O fruto da justiça será a paz.
O fruto da justiça será a paz. (Divulgação)
Por Rodrigo Ferreira da Costa, SDN*

Bem-aventurados os que promovem a paz, porque serão chamados filhos de Deus! (Mt 5,9).  Deus é o Deus da paz e o seu sonho é ver os seus filhos vivendo como irmãos irmãs, em paz. Mas qual a paz que queremos? A paz fruto do silêncio dos pobres e injustiçados? A paz promovida pela violência e pela força dos que tentam reprimir o “barulho” das minorias? A paz que procede da indiferença dos muros, grades e cercas elétricas, etc.? A paz do “cemitério”, que se impõe pelo poder das armas ou a paz inquieta, fruto da justiça, do respeito e da solidariedade mútua?

O dicionário de língua portuguesa define a paz como sinônimo de tranquilidade, repouso, silêncio, ausência de guerra. Esta definição de paz está presente no coração e na mente de muitas pessoas e é vendida por um preço bastante alto pelos meios de comunição, além de servir de propaganda ideológica para muitos políticos.

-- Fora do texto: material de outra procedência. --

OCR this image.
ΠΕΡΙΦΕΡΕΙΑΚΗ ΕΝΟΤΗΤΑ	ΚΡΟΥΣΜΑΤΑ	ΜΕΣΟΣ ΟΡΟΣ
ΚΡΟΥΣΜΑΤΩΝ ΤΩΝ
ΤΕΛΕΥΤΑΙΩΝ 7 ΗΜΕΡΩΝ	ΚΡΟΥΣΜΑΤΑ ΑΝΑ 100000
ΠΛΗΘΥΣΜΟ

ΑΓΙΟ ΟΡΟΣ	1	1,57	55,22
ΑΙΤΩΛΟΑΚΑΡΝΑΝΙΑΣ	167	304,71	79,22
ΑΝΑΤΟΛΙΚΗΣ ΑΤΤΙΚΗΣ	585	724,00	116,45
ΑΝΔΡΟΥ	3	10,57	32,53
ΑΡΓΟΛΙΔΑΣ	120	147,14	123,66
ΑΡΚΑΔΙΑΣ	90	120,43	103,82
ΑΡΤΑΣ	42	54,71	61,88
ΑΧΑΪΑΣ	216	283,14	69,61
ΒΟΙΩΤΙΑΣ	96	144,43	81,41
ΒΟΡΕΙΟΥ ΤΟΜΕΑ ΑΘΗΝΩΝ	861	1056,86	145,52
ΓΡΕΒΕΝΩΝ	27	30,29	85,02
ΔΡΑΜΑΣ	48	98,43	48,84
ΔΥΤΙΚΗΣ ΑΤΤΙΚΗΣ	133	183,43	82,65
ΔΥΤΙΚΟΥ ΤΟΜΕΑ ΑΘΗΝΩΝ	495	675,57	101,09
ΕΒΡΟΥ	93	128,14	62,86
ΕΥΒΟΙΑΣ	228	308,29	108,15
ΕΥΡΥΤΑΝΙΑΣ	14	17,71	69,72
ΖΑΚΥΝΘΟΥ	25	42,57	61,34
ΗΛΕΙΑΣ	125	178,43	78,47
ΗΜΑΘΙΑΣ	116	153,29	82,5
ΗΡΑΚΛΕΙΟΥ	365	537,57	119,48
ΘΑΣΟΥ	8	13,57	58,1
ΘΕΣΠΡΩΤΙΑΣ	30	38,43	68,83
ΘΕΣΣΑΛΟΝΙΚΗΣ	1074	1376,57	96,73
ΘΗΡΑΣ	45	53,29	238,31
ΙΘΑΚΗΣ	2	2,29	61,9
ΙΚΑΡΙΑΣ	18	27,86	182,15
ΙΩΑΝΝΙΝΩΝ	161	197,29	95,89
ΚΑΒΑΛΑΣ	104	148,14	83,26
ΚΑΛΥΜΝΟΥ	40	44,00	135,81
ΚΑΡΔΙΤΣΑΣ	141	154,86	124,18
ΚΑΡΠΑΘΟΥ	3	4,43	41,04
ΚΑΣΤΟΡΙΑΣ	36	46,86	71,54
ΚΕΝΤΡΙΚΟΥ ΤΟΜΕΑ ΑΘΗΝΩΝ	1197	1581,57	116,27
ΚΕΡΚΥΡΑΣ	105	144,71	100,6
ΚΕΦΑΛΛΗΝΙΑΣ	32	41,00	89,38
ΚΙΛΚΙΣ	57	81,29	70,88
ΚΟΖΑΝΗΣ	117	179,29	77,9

 Bem diferente dessa compreensão tão estreita da paz, as Sagradas Escrituras nos apresentam outro significado de paz, que amplia e aponta para outra direção, este sonho tão antigo e tão novo da humanidade que é viver em harmonia uns com os outros, em paz. Como escreve o profeta Isaías “o fruto da justiça será a paz. De fato, o trabalho da justiça resultará em tranquilidade e segurança permanentes” (Is 32, 17). São Tiago também comunga do mesmo pensamento ao afirmar: “um irmão ou irmã não têm o que vestir e lhes falta o pão de cada dia. Então alguém de vocês diz para eles: ‘vão em paz, se aqueçam e comem bastante’; no entanto, não lhe dá o necessário para o corpo. Que adianta isso?” (Tg 2, 15-16). Porém, este princípio revolucionário da paz é pouco assumido até mesmo entre nós cristãos. Parece que desconhecemos o que nos traz a paz (cf. Lc 19, 41-42).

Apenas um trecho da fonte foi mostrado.